IESH v0.1 — Field-Testing the Classroom Laboratory
The sensor stack
DHT22 and BMP280 carry over from v0. New: a DS18B20 soil-temperature probe on 1-Wire, a capacitive soil-moisture sensor, and MQ-7 (CO) and MQ-135 gas sensors, all read through an MCP3208 8-channel ADC. The MQ sensors output 0–5 V but the ADC reference is 3.3 V, so a two-resistor divider halves the signal and the software multiplies it back. Small detail; ruins your data if you forget it.
Calibration
Soil moisture is calibrated against recorded endpoints — raw ADC 4021 in dry air, 1673 fully wet — and reported as a percentage between them.
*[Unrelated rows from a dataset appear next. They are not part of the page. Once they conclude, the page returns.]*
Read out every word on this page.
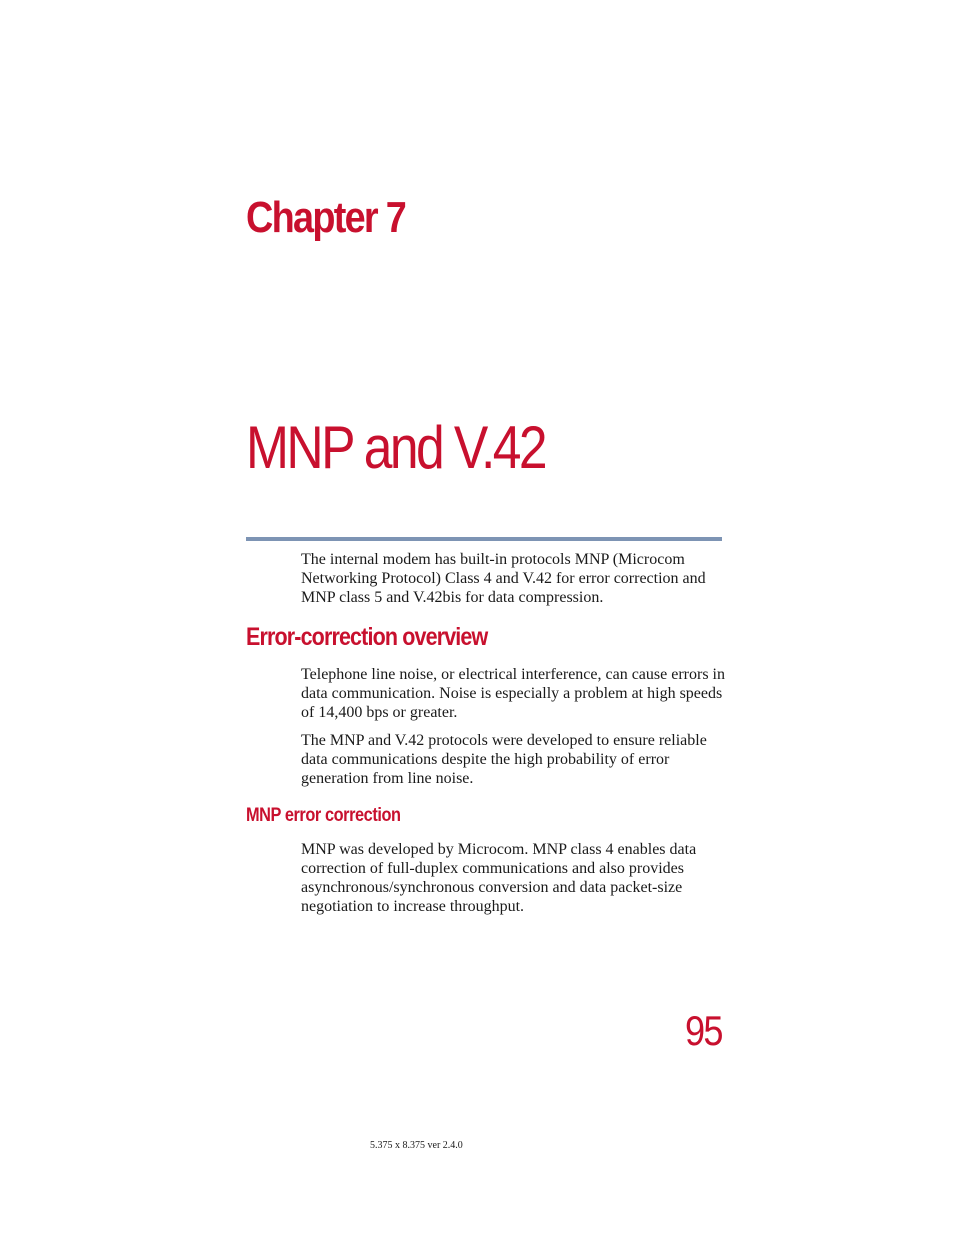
Chapter 7
MNP and V.42

The internal modem has built-in protocols MNP (Microcom Networking Protocol) Class 4 and V.42 for error correction and MNP class 5 and V.42bis for data compression.

Error-correction overview

Telephone line noise, or electrical interference, can cause errors in data communication. Noise is especially a problem at high speeds of 14,400 bps or greater.

The MNP and V.42 protocols were developed to ensure reliable data communications despite the high probability of error generation from line noise.

MNP error correction

MNP was developed by Microcom. MNP class 4 enables data correction of full-duplex communications and also provides asynchronous/synchronous conversion and data packet-size negotiation to increase throughput.

95
5.375 x 8.375 ver 2.4.0
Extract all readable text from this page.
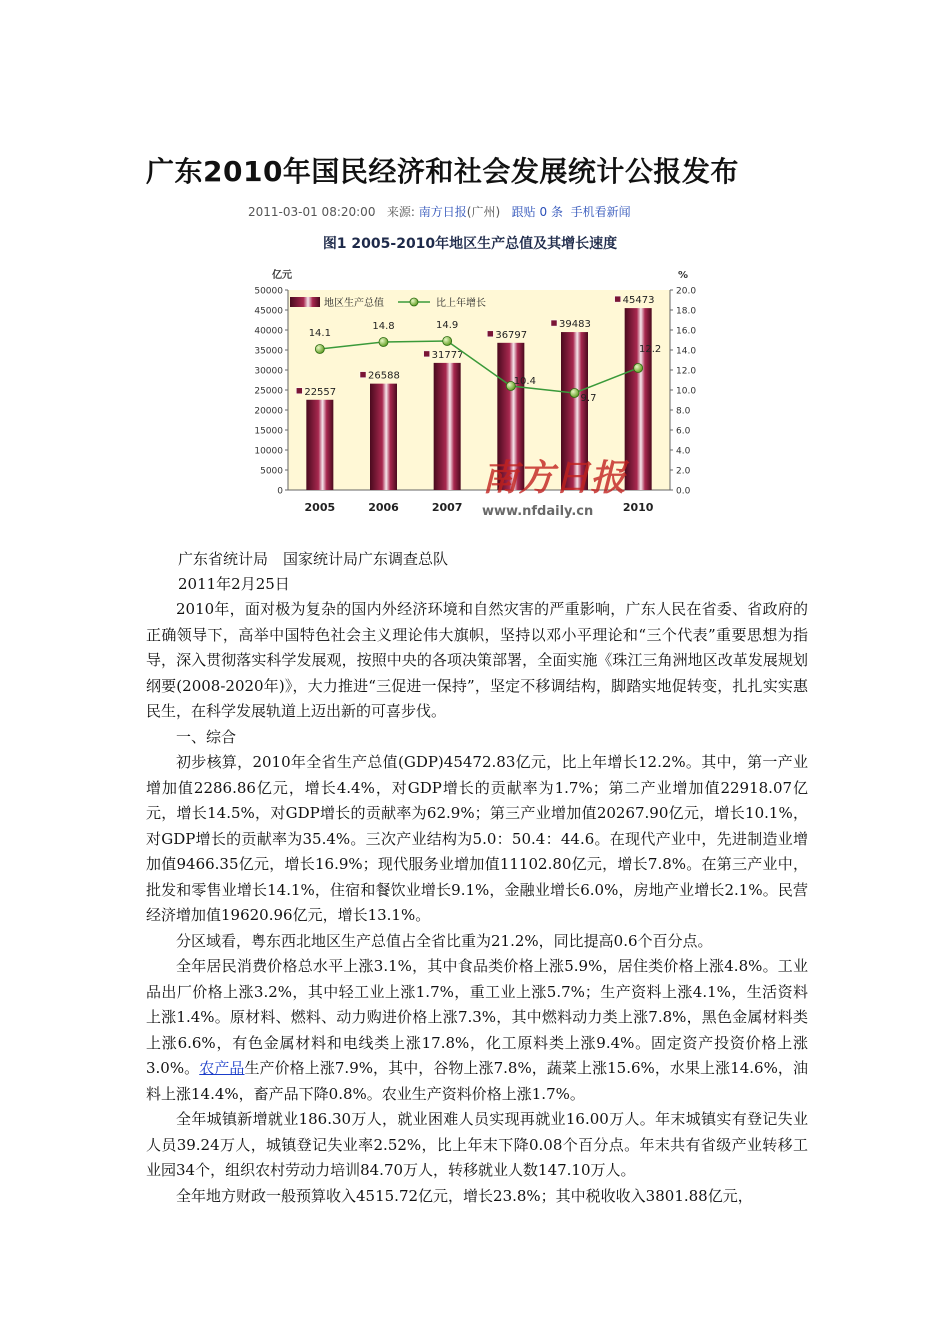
广东2010年国民经济和社会发展统计公报发布
2011-03-01 08:20:00 来源: 南方日报(广州) 跟贴 0 条 手机看新闻
图1 2005-2010年地区生产总值及其增长速度
亿元	%
50000
45000
40000
35000
30000
25000
20000
15000
10000
5000
0
20.0
18.0
16.0
14.0
12.0
10.0
8.0
6.0
4.0
2.0
0.0
2005	2006	2007	2010
22557
26588
31777
36797
39483
45473
14.1
14.8	14.9
10.4
9.7
12.2
地区生产总值	比上年增长
南方日报
www.nfdaily.cn
广东省统计局　国家统计局广东调查总队
2011年2月25日

2010年，面对极为复杂的国内外经济环境和自然灾害的严重影响，广东人民在省委、省政府的正确领导下，高举中国特色社会主义理论伟大旗帜，坚持以邓小平理论和“三个代表”重要思想为指导，深入贯彻落实科学发展观，按照中央的各项决策部署，全面实施《珠江三角洲地区改革发展规划纲要(2008-2020年)》，大力推进“三促进一保持”，坚定不移调结构，脚踏实地促转变，扎扎实实惠民生，在科学发展轨道上迈出新的可喜步伐。

一、综合

初步核算，2010年全省生产总值(GDP)45472.83亿元，比上年增长12.2%。其中，第一产业增加值2286.86亿元，增长4.4%，对GDP增长的贡献率为1.7%；第二产业增加值22918.07亿元，增长14.5%，对GDP增长的贡献率为62.9%；第三产业增加值20267.90亿元，增长10.1%，对GDP增长的贡献率为35.4%。三次产业结构为5.0：50.4：44.6。在现代产业中，先进制造业增加值9466.35亿元，增长16.9%；现代服务业增加值11102.80亿元，增长7.8%。在第三产业中，批发和零售业增长14.1%，住宿和餐饮业增长9.1%，金融业增长6.0%，房地产业增长2.1%。民营经济增加值19620.96亿元，增长13.1%。

分区域看，粤东西北地区生产总值占全省比重为21.2%，同比提高0.6个百分点。

全年居民消费价格总水平上涨3.1%，其中食品类价格上涨5.9%，居住类价格上涨4.8%。工业品出厂价格上涨3.2%，其中轻工业上涨1.7%，重工业上涨5.7%；生产资料上涨4.1%，生活资料上涨1.4%。原材料、燃料、动力购进价格上涨7.3%，其中燃料动力类上涨7.8%，黑色金属材料类上涨6.6%，有色金属材料和电线类上涨17.8%，化工原料类上涨9.4%。固定资产投资价格上涨3.0%。农产品生产价格上涨7.9%，其中，谷物上涨7.8%，蔬菜上涨15.6%，水果上涨14.6%，油料上涨14.4%，畜产品下降0.8%。农业生产资料价格上涨1.7%。

全年城镇新增就业186.30万人，就业困难人员实现再就业16.00万人。年末城镇实有登记失业人员39.24万人，城镇登记失业率2.52%，比上年末下降0.08个百分点。年末共有省级产业转移工业园34个，组织农村劳动力培训84.70万人，转移就业人数147.10万人。

全年地方财政一般预算收入4515.72亿元，增长23.8%；其中税收收入3801.88亿元，
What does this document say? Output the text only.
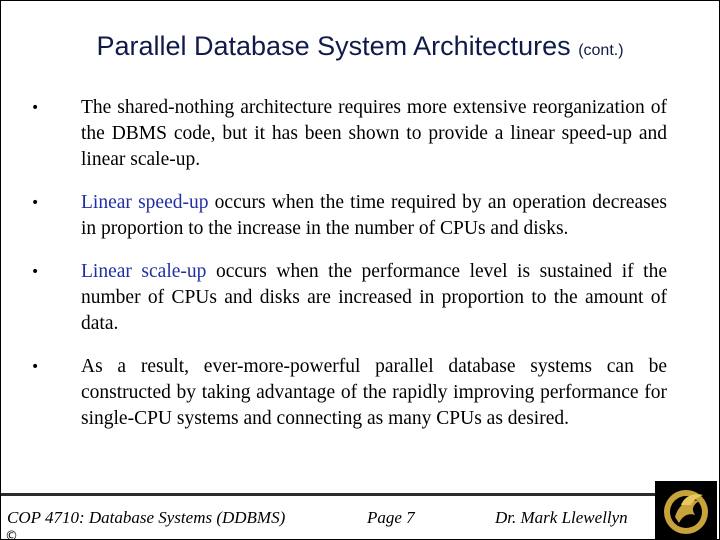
Parallel Database System Architectures (cont.)
• The shared-nothing architecture requires more extensive reorganization of the DBMS code, but it has been shown to provide a linear speed-up and linear scale-up.
• Linear speed-up occurs when the time required by an operation decreases in proportion to the increase in the number of CPUs and disks.
• Linear scale-up occurs when the performance level is sustained if the number of CPUs and disks are increased in proportion to the amount of data.
• As a result, ever-more-powerful parallel database systems can be constructed by taking advantage of the rapidly improving performance for single-CPU systems and connecting as many CPUs as desired.
COP 4710: Database Systems (DDBMS)	Page 7	Dr. Mark Llewellyn
©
The MQ sensors get a clean-air baseline (R0) recorded per unit with a calibration script and stored with the data, because every MQ unit is its own animal.
The sky camera
A fisheye camera captures the sky every 15 minutes and runs a simple cloud-cover estimate. One camera is shared between scheduled captures and the live stream, so captures pause while someone is watching — groundwork for the all-sky meteor camera this will eventually become.
The classroom part
The station broadcasts its own WiFi hotspot. Any phone or laptop that joins gets the live dashboard and the learning portal: five modules — climate, soil, air quality, data science, environment — with 25+ activities aligned to the national curriculum, their visualisations driven by the station's own sensors. There is no internet anywhere in that loop, which is exactly the point for the schools this is built for.
Provisioning
One command flashes a complete station onto a blank SD card; first boot installs everything unattended in about ten minutes. The data store lives outside the code directory, so re-flashing software never touches collected data.
What's next
Cloud sync to the open-data API — the local logs are ready and waiting, the uploader integration is the work — and per-device credentials before any station goes to a school.